Other writing issues:
Why do Alex's parents agree to take in Robbie? Alex's mother meets Robbie's mother Katie only once, briefly. How many of you would taken in a strange kid belonging to a neighbor whom you met for only three minutes once.
How the hell did Hunter come to be adopted by the family as Wyatt? There's a big red herring in that we're clearly set up to think that Robbie is actually Hunter, but as it turns out, Wyatt is revealed to be Katie's nephew. This unfortunately leads us to wonder how Hunter ended up going from being in Katie's clutches at the end of the second film, to going into the adoption system. There are some indications that Katie had to wait until Hunter was of age so that the pact could be completed, so that at least explains why he wasn't delivered to the demon immediately. Yet I can't figure out how or why she would have lost custody of the kid without revealing herself to the authorities in the process.
As for Robbie's real identity, I'm presuming that Katie was pregnant when she got possessed and that the boy is her actual son. I'm going to further suppose that since Robbie was the second male child born to that family line that he couldn't be offered up to the demon to fulfill the pact.

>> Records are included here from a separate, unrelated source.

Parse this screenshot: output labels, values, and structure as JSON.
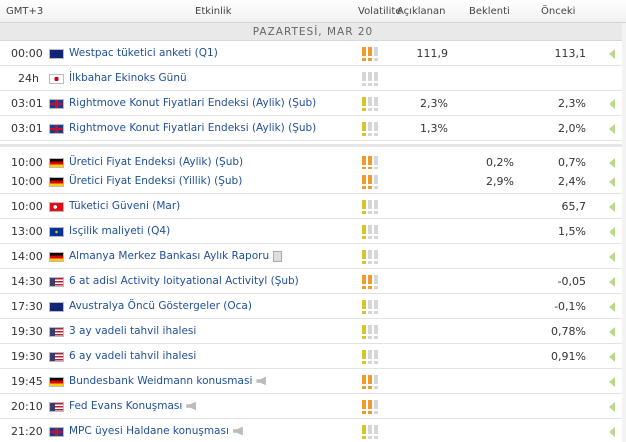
{
  "header": {
    "timezone": "GMT+3",
    "event": "Etkinlik",
    "volatility": "Volatilite",
    "actual": "Açıklanan",
    "forecast": "Beklenti",
    "previous": "Önceki"
  },
  "day_label": "PAZARTESİ, MAR 20",
  "colors": {
    "vol_orange": "#f29a2e",
    "vol_yellow": "#d9c42a",
    "vol_grey": "#d6d6d6",
    "link_blue": "#1f4f9a",
    "arrow_green": "#b8d98a"
  },
  "rows": [
    {
      "time": "00:00",
      "country": "NZ",
      "flag_icon": "new-zealand-flag-icon",
      "event": "Westpac tüketici anketi (Q1)",
      "volatility": 2,
      "actual": "111,9",
      "forecast": "",
      "previous": "113,1",
      "extra": ""
    },
    {
      "time": "24h",
      "country": "JP",
      "flag_icon": "japan-flag-icon",
      "event": "İlkbahar Ekinoks Günü",
      "volatility": 0,
      "actual": "",
      "forecast": "",
      "previous": "",
      "extra": ""
    },
    {
      "time": "03:01",
      "country": "GB",
      "flag_icon": "uk-flag-icon",
      "event": "Rightmove Konut Fiyatlari Endeksi (Aylik) (Şub)",
      "volatility": 1,
      "actual": "2,3%",
      "forecast": "",
      "previous": "2,3%",
      "extra": ""
    },
    {
      "time": "03:01",
      "country": "GB",
      "flag_icon": "uk-flag-icon",
      "event": "Rightmove Konut Fiyatlari Endeksi (Aylik) (Şub)",
      "volatility": 1,
      "actual": "1,3%",
      "forecast": "",
      "previous": "2,0%",
      "extra": ""
    },
    {
      "time": "10:00",
      "country": "DE",
      "flag_icon": "germany-flag-icon",
      "event": "Üretici Fiyat Endeksi (Aylik) (Şub)",
      "volatility": 2,
      "actual": "",
      "forecast": "0,2%",
      "previous": "0,7%",
      "extra": ""
    },
    {
      "time": "10:00",
      "country": "DE",
      "flag_icon": "germany-flag-icon",
      "event": "Üretici Fiyat Endeksi (Yillik) (Şub)",
      "volatility": 2,
      "actual": "",
      "forecast": "2,9%",
      "previous": "2,4%",
      "extra": ""
    },
    {
      "time": "10:00",
      "country": "TR",
      "flag_icon": "turkey-flag-icon",
      "event": "Tüketici Güveni (Mar)",
      "volatility": 1,
      "actual": "",
      "forecast": "",
      "previous": "65,7",
      "extra": ""
    },
    {
      "time": "13:00",
      "country": "EU",
      "flag_icon": "eu-flag-icon",
      "event": "Isçilik maliyeti (Q4)",
      "volatility": 1,
      "actual": "",
      "forecast": "",
      "previous": "1,5%",
      "extra": ""
    },
    {
      "time": "14:00",
      "country": "DE",
      "flag_icon": "germany-flag-icon",
      "event": "Almanya Merkez Bankası Aylık Raporu",
      "volatility": 1,
      "actual": "",
      "forecast": "",
      "previous": "",
      "extra": "doc"
    },
    {
      "time": "14:30",
      "country": "US",
      "flag_icon": "usa-flag-icon",
      "event": "6 at adisl Activity loityational Activityl (Şub)",
      "volatility": 2,
      "actual": "",
      "forecast": "",
      "previous": "-0,05",
      "extra": ""
    },
    {
      "time": "17:30",
      "country": "AU",
      "flag_icon": "australia-flag-icon",
      "event": "Avustralya Öncü Göstergeler (Oca)",
      "volatility": 1,
      "actual": "",
      "forecast": "",
      "previous": "-0,1%",
      "extra": ""
    },
    {
      "time": "19:30",
      "country": "US",
      "flag_icon": "usa-flag-icon",
      "event": "3 ay vadeli tahvil ihalesi",
      "volatility": 1,
      "actual": "",
      "forecast": "",
      "previous": "0,78%",
      "extra": ""
    },
    {
      "time": "19:30",
      "country": "US",
      "flag_icon": "usa-flag-icon",
      "event": "6 ay vadeli tahvil ihalesi",
      "volatility": 1,
      "actual": "",
      "forecast": "",
      "previous": "0,91%",
      "extra": ""
    },
    {
      "time": "19:45",
      "country": "DE",
      "flag_icon": "germany-flag-icon",
      "event": "Bundesbank Weidmann konusmasi",
      "volatility": 2,
      "actual": "",
      "forecast": "",
      "previous": "",
      "extra": "speech"
    },
    {
      "time": "20:10",
      "country": "US",
      "flag_icon": "usa-flag-icon",
      "event": "Fed Evans Konuşması",
      "volatility": 2,
      "actual": "",
      "forecast": "",
      "previous": "",
      "extra": "speech"
    },
    {
      "time": "21:20",
      "country": "GB",
      "flag_icon": "uk-flag-icon",
      "event": "MPC üyesi Haldane konuşması",
      "volatility": 1,
      "actual": "",
      "forecast": "",
      "previous": "",
      "extra": "speech"
    }
  ]
}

Why does Alex stop watching the videos? Alex and her boyfriend are smart enough to rig up a surveilance system that basically turns every laptop in the house into a hidden camera. For about 2/3 of the film, we see them dilligently reviewing the footage and finding evidence of weird stuff. Then, when things become a little less ambiguous (i.e. the knife incident), Alex conveniently stops reviewing the tapes.

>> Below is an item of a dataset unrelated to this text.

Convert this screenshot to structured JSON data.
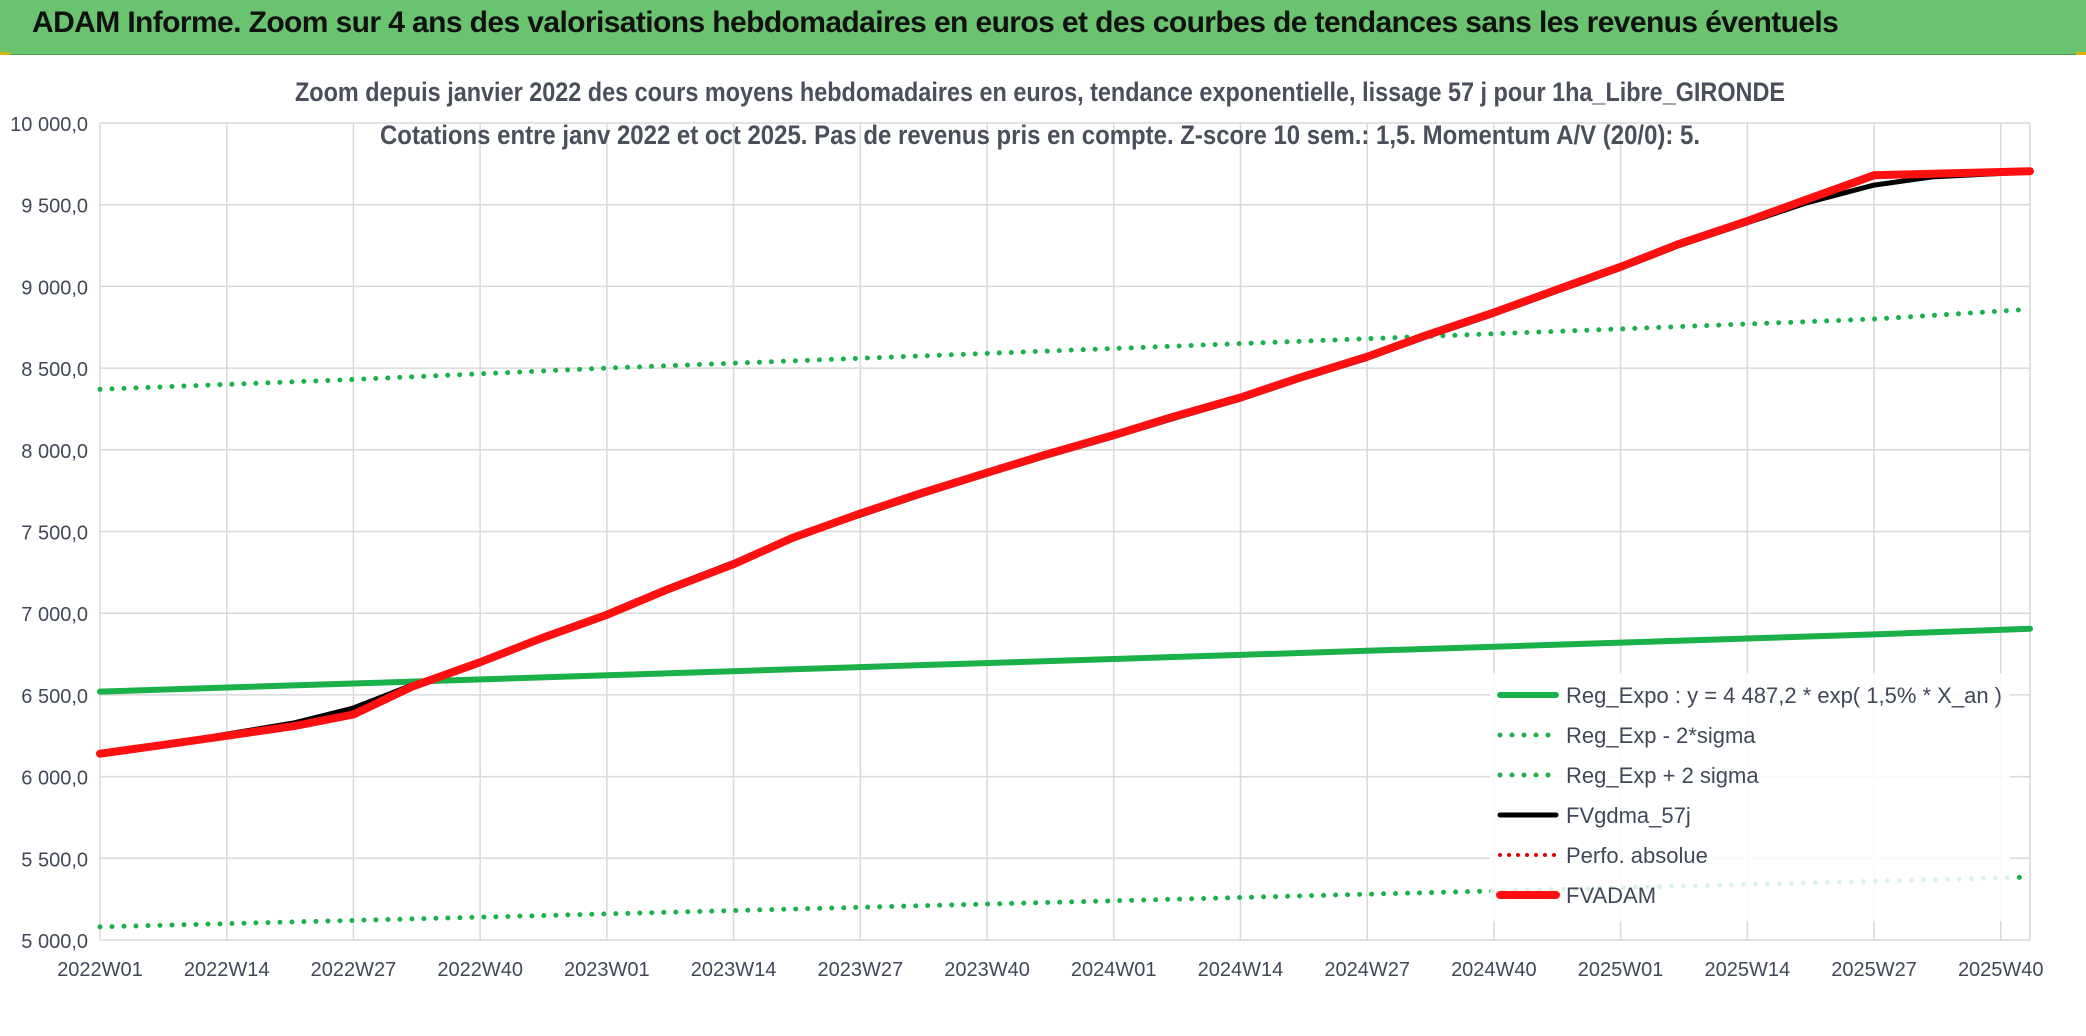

The script tries to cover this by showing Alex having trouble logging in, but that's a fix that actually makes the problem worse because it creates an unanswered question about why Alex's password has suddenly been changed. (Maybe you could argue one of the kids did it under the direction of the demon, but then why not just turn off the cameras or trash the laptop altogether?)
Was Katie really in the hospital? If so, what was wrong with her? If not, why was she faking? Robbie ends up with Alex's family because his mom Katie becomes sick under strange circumstances. Not only is her condition never explained beyond this, but Alex points out that Katie doesn't look like someone who was sick. That line seems designed to make us suspect there's more to her illness than meets the eye - but we know that at a minimum, there was an ambulance that took her away. We get zero clue to what she was sick with. It's just a weak plot device designed to isolate Robbie.
The arrival of the coven members also doesn't make much sense. Since Katie obviously knows all of these people, why wouldn't one of them take Robbie in? Are all of these holes supposed to lead us to the conclusion that Katie went to these lengths to plant Robbie in with Alex's family, knowing he'd make contact with Hunter? Surely there had to be easier ways to insinuate oneself with that family. (A good start? Try not acting like a fucking weirdo. Just knock on the door and say "Hi, I'm Katie. My son and I are new to the neighborhood and I thought it'd be good for Robbie to play with boys his own age.")
Those are the biggest issues with regard to the script's internal logic. I have a few others, but they start to enter the realm of nitpicking. Did you guys see it this weekend? What did you think?